Smoker’s face: scan estimates age of buyer at cigarette stores

Photo: H@nd

Smokers in some parts of the Netherlands are being asked to have a face scan to see if they are old enough to buy cigarettes, the AD reported on Thursday.

Places which sell cigarettes are required by law to check buyers’ IDs to see if they are 18 or over. Failure to comply with the age check requirement can result in fines of up to €9,000 or a temporary loss of the licence to sell tobacco products.

So far some 100 outlets have opted for a scanner, including five petrol stations in the The Hague region, the AD said.

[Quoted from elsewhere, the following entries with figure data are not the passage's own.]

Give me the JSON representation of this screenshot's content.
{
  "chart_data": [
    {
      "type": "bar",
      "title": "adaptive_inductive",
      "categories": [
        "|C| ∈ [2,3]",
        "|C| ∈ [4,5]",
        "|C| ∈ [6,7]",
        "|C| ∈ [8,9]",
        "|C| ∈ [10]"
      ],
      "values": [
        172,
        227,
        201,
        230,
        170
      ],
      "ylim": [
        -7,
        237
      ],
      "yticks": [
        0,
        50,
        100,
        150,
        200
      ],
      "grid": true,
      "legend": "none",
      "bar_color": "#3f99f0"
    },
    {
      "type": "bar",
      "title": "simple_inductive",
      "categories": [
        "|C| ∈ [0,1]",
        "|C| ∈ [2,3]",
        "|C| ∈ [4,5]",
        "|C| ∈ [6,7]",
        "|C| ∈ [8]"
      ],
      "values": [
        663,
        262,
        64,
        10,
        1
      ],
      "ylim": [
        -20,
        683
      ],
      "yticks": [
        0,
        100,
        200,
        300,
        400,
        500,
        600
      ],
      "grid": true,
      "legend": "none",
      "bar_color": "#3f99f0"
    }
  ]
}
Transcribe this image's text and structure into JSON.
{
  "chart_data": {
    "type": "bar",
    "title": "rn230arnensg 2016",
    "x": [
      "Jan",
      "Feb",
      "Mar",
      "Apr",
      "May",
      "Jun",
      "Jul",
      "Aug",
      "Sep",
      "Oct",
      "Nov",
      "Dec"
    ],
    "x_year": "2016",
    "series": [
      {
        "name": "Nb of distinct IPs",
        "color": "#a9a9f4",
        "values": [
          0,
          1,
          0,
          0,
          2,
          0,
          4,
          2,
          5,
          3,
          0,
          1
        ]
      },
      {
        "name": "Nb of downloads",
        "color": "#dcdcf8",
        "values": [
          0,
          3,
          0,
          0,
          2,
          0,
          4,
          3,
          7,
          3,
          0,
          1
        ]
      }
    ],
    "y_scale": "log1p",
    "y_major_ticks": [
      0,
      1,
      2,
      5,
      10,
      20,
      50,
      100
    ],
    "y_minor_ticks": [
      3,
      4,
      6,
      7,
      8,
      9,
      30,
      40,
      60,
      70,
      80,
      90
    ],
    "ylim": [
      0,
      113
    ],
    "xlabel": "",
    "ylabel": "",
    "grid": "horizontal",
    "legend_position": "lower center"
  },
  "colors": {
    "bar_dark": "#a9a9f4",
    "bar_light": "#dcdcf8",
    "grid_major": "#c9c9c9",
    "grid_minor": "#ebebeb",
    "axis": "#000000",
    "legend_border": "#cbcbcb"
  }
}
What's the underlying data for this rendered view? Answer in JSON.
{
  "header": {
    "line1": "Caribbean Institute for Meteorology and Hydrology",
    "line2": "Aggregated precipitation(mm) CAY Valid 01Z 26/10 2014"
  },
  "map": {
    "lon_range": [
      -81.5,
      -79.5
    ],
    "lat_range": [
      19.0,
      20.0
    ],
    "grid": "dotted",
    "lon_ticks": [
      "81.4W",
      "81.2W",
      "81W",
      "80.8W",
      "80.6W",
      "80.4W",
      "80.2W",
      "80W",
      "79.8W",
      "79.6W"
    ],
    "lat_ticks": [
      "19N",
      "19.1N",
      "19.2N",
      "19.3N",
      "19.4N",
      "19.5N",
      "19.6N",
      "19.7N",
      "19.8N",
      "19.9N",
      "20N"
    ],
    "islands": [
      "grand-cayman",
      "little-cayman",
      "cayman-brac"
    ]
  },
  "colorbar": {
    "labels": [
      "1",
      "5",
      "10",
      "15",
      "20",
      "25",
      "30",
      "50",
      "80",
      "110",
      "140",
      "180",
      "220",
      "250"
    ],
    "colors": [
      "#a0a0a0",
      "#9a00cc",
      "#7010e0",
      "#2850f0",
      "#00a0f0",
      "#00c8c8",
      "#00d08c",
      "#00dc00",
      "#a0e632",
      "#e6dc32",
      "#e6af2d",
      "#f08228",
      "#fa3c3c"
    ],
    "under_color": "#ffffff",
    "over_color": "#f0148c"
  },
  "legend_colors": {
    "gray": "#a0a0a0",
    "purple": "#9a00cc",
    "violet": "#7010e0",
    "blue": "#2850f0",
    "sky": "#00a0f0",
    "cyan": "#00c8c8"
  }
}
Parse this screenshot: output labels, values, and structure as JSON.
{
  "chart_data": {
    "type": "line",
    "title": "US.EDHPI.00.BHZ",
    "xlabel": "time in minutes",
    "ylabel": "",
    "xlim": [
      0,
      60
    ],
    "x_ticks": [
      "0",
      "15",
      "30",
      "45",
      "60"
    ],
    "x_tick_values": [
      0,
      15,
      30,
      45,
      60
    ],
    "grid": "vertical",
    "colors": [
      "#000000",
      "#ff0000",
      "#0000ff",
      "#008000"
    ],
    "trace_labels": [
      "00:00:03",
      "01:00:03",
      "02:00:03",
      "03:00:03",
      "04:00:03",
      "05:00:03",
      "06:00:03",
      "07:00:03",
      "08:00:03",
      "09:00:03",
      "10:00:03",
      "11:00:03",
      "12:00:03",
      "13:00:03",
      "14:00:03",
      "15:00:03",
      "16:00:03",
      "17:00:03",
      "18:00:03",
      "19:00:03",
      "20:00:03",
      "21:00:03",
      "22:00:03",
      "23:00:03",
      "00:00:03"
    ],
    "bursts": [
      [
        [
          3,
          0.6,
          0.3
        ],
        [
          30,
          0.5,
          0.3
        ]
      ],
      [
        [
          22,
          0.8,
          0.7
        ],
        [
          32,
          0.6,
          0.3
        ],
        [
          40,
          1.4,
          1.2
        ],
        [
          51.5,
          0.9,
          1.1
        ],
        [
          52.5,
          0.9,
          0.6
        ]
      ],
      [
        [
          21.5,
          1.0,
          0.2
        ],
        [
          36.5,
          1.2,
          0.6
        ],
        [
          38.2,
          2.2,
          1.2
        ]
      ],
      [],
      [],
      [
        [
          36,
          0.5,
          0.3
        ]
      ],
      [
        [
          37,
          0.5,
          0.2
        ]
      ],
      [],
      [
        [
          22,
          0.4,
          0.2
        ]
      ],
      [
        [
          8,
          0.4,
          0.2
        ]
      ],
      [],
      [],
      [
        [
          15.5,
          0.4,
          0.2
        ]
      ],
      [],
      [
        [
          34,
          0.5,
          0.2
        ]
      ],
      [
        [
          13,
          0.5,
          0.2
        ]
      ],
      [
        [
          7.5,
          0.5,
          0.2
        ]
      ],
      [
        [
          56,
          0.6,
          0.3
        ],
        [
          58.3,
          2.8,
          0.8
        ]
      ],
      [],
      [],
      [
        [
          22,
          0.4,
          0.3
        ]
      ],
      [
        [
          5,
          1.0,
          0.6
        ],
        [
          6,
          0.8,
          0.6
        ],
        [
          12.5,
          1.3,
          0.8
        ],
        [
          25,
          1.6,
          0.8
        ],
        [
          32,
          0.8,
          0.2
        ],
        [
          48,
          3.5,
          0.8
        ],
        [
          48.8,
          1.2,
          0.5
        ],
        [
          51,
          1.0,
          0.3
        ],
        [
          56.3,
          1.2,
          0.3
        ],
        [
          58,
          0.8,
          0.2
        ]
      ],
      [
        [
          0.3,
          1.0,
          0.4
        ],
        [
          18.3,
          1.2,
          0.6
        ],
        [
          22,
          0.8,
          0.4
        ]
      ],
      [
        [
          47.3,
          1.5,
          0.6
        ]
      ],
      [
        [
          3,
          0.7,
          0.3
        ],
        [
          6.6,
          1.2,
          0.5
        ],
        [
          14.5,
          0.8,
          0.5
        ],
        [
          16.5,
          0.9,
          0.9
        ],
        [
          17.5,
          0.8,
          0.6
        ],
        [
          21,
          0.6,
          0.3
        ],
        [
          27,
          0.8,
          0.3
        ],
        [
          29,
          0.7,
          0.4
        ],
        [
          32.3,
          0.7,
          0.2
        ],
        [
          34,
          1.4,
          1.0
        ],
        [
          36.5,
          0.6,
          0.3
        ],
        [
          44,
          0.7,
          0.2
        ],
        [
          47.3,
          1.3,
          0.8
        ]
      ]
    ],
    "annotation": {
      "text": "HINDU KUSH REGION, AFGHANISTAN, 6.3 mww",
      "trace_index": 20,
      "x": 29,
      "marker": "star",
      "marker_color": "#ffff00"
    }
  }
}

Using artificial intelligence, the camera scans a buyer’s face, and estimates their age, based on features such as skin condition and wrinkles. If a buyer is thought to be over 25 the transaction can go ahead but if there is doubt the machine will ask to scan an ID.

“The process is similar to that at airports,” Theo Snijders, CEO of the scan making firm H@nd, told the paper.

The legal framework around the scanning process has been devised together with product safety organisation NVWA, privacy watchdogs and lawyers to make sure buyers’ personal data is not compromised.

The scanner does not store data and only records the number of scans. A scan is not a condition for buying tobacco, Snijders said, because that would be illegal.

“I was a bit taken aback when asked to do a scan,” a smoker at one of the petrol stations said, “but if it helps I won’t refuse.” Another said he would not be using the scanner because “it is unclear what happens to my data. I can scan the QR code to read the conditions but that takes too much time,” he said.

From July this year tobacco products can only be sold at specialists stores and petrol stations.